Yunus dükkânın içinde aşağı yukarı dolanıp duruyordu. Sinirden ne yapacağını bilmez haldeydi. Eli kolu bağlı, kızından bir haber bekliyor oluşu onu deli ediyordu. Yaptıkları telefon görüşmesi ardından, kafeyi müşteriye kapamışlar, her an gelebilecek telefon için kendilerini hazırlamışlardı. Şu an tek yaptıkları, stres içinde Cem'in tekrar aramasını beklemekti. Kerim de ondan farklı sayılmazdı. Tek fark, Yunus'un daha fazla gerilmesinin önüne geçmek için soğukkanlı görünmeye çabalamasıydı.
Bu arada Murat, Cemleri bulabilirim umuduyla, onları daha önce gördükleri mekânları gezmeye başladı. Yakalayacağı her ipucu çok işlerine yarayabilirdi. Gittiği yerlerin hemen hepsinden eli boş olarak geri döndü. Bu adamlar, yaptıkları pis işler gereği arkalarında hiç iz bırakmamışlardı.
Cemre'nin cephesinde, olaylar çokta parlak değildi.
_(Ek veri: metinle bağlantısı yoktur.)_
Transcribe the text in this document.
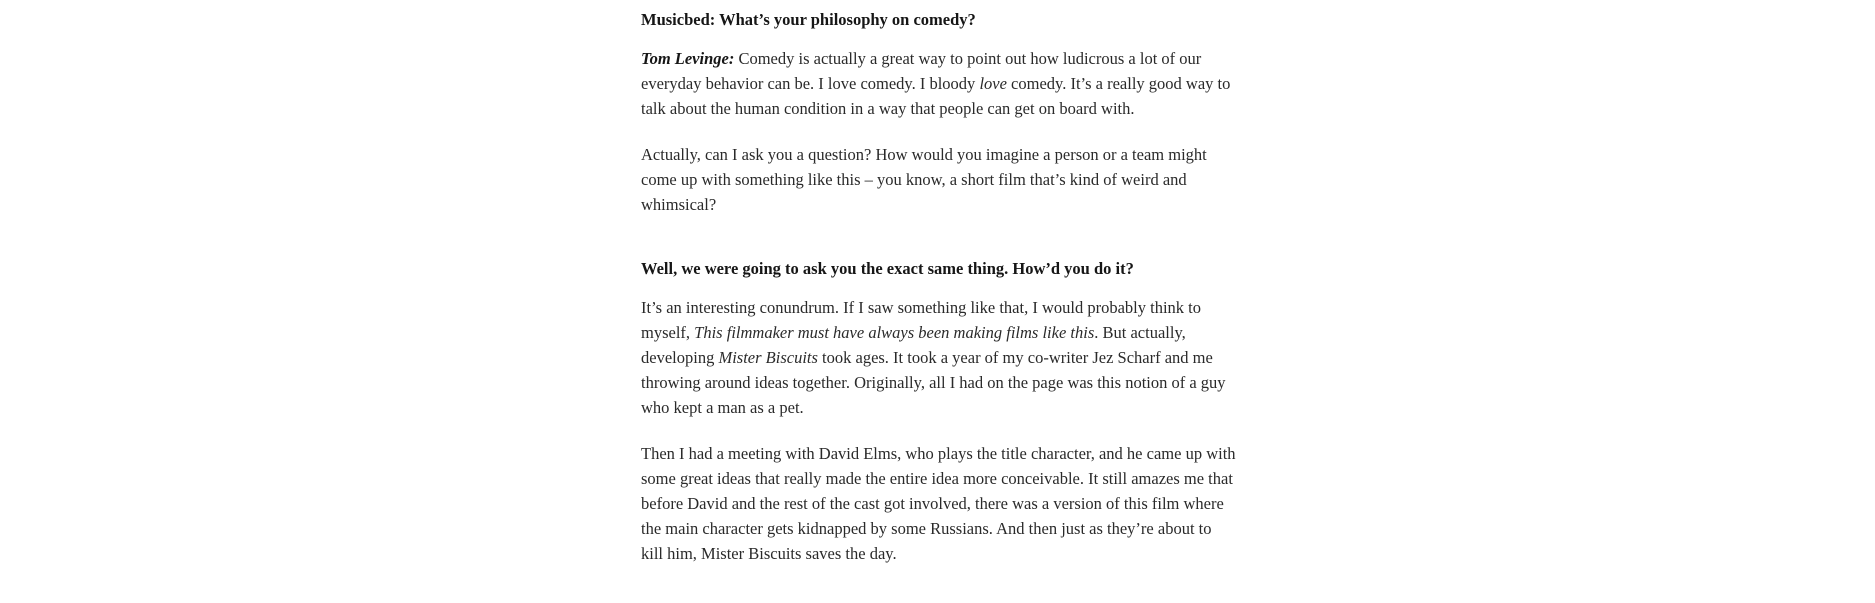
Musicbed: What’s your philosophy on comedy?

Tom Levinge: Comedy is actually a great way to point out how ludicrous a lot of our
everyday behavior can be. I love comedy. I bloody love comedy. It’s a really good way to
talk about the human condition in a way that people can get on board with.

Actually, can I ask you a question? How would you imagine a person or a team might
come up with something like this – you know, a short film that’s kind of weird and
whimsical?

Well, we were going to ask you the exact same thing. How’d you do it?

It’s an interesting conundrum. If I saw something like that, I would probably think to
myself, This filmmaker must have always been making films like this. But actually,
developing Mister Biscuits took ages. It took a year of my co-writer Jez Scharf and me
throwing around ideas together. Originally, all I had on the page was this notion of a guy
who kept a man as a pet.

Then I had a meeting with David Elms, who plays the title character, and he came up with
some great ideas that really made the entire idea more conceivable. It still amazes me that
before David and the rest of the cast got involved, there was a version of this film where
the main character gets kidnapped by some Russians. And then just as they’re about to
kill him, Mister Biscuits saves the day.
Cemre, her ne kadar sevgilisine olayları dinlediği sırada, tam destek verdiğini söylemiş olsa da, şu anda çok korkuyordu. Diğer taraftan, Cemre'nin rahat kurtulabilmesi demek, Kerim'in söyledikleri pis işi yapması anlamına geliyordu. Yani her hâlükârda genç kadın, can sıkıcı bir durumun tam ortasında bulunuyordu.
Cemre'nin tutulduğu yer, kullanılmayan prefabrik bir fabrikanın odasıydı. İçerde inanılmaz ağır bir koku bulunuyordu. Sağda solda gezinen fareler, çıkardıkları sesleriyle oldukça sinir bozucuydu. Tolga ve Cem, gençlerin tutulduğu yerin kapısında, uygulayacakları plan hakkında konuşuyorlardı.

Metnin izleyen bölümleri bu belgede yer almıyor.